Apache Software Foundation released the first version of 3.x line and it comes with the groundbreaking features. The first release of Spark 3.x line is Apache Spark 3.0.0, which was released on Jun 18, 2020. This build is committed on the github as git tag v3.0.0 . This was committed on git June 10, 2020. The Spark 3.x line is the long-term project which is released for the production deployment. This version of Apache Spark framework brings many innovations from Spark 2.x and many new features. This build is released after closing more than 3,400 tickets with the help of over 440 contributors around the world. Apache Spark 3.x is the most advanced framework of Apache Spark which is ready to power today?s industry for processing vast collections of data at lightning speed.
Apache Spark Framework was first released 10-years back in 2010, the year 2020 is Spark's 10-year anniversary. In the past 10 years the Apache Spark framework has grown as one of the most active projects in the Big Data industry.
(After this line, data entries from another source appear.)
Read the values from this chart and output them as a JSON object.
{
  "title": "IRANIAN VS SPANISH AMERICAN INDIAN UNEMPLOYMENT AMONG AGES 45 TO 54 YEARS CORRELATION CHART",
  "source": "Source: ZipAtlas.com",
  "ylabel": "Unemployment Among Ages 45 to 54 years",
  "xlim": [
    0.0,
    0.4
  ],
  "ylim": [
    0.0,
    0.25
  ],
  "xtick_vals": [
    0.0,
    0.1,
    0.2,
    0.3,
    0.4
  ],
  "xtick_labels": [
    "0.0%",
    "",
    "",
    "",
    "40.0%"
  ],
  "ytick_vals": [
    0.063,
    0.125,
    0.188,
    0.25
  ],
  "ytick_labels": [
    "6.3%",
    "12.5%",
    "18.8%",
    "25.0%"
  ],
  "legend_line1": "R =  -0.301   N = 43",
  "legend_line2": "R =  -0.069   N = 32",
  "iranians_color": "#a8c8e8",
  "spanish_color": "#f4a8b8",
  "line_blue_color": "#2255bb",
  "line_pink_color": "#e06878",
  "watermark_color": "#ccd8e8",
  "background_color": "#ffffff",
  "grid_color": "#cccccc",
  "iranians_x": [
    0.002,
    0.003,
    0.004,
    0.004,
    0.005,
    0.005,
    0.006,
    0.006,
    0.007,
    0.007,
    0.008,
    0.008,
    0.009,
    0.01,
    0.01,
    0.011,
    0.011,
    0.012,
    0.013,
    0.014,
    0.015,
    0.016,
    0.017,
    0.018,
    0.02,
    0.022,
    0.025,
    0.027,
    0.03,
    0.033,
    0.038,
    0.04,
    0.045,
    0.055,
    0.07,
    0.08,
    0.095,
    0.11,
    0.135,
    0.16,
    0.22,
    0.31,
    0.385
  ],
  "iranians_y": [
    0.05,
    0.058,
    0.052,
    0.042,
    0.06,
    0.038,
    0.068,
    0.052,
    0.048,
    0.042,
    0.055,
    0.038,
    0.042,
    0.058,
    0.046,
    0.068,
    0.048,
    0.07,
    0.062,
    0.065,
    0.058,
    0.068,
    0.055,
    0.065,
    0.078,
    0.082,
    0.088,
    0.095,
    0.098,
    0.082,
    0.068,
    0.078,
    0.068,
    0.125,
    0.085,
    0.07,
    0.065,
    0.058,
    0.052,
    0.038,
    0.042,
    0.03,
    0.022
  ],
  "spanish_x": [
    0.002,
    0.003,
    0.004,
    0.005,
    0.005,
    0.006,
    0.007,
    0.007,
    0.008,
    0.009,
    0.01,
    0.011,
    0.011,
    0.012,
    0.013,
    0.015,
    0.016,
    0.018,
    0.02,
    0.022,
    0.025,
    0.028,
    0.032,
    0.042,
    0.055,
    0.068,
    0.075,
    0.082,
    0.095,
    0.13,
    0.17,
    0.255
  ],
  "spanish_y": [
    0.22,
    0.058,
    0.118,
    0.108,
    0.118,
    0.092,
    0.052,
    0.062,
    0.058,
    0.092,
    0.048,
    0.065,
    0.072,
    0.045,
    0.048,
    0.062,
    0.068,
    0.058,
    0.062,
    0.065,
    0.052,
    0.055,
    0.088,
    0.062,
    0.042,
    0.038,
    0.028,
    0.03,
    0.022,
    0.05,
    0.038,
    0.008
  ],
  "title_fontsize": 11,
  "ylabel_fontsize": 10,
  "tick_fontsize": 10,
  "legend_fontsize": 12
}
Apache Spark is a highly popular framework for processing data in the Big Data environment. This framework is used for in-memory data processing, data science, machine learning and data analytics in Big Data environments.
The Spark SQL of Spark framework is the most active component and over 46% of resolved tickets are related to the Spark SQL. The Apache Spark 3.0.0 comes with enhancements to all the higher-level libraries including MLlib, API's, Spark SQL and DataFrames. As per the TPC-DS 30TB benchmark, Apache Spark 3.0 is approximately two times faster in performance than previous Spark 2.4. So, the Spark 3.0.0 brings performance improvements also, which is good for processing large collections of data in Big Data.
Apache Spark 3.x is a major release of the already popular Apache Spark framework. This version will drop the support for Python 2.x and Apache Spark 3.x needs Python3 to run the programs developed in Python. So, if you are planning to use Spark 3.x in your production environment then you have to use Python 3.x. In this release of Spark, the Scala version is also upgraded to version 2.12. Apache Spark 3.x also fully supports JDK 11, while the support for Python 2.x is heavily deprecated.
Apache Spark 3.x is coming with a lot of features and more optimized Spark SQL. This version of Spark framework will help both data analysts and data scientists to develop better solutions for the industries. Here are the lists of features of Apache Spark 3.x line:
- Spark Graph: Cypher Script & Property Graph
- Python 3, Scala 2.12 and JDK 11
- Deep Learning: Adds GPU Support
- Log Loss: Support
- Binary Files
- Kubernetes
- Koalas: Spark scale to Pandas
- Kafka Streaming: include Headers
- YARN Features
- Analyze Cached Data
- Dynamic Partition Pruning
- Delta Lake
- Decision Tree in SparkML.
- Improved Optimizer during query execution.
- Pluggable catalog integration.
- Metric for executor memory.
- Dynamic Allocation.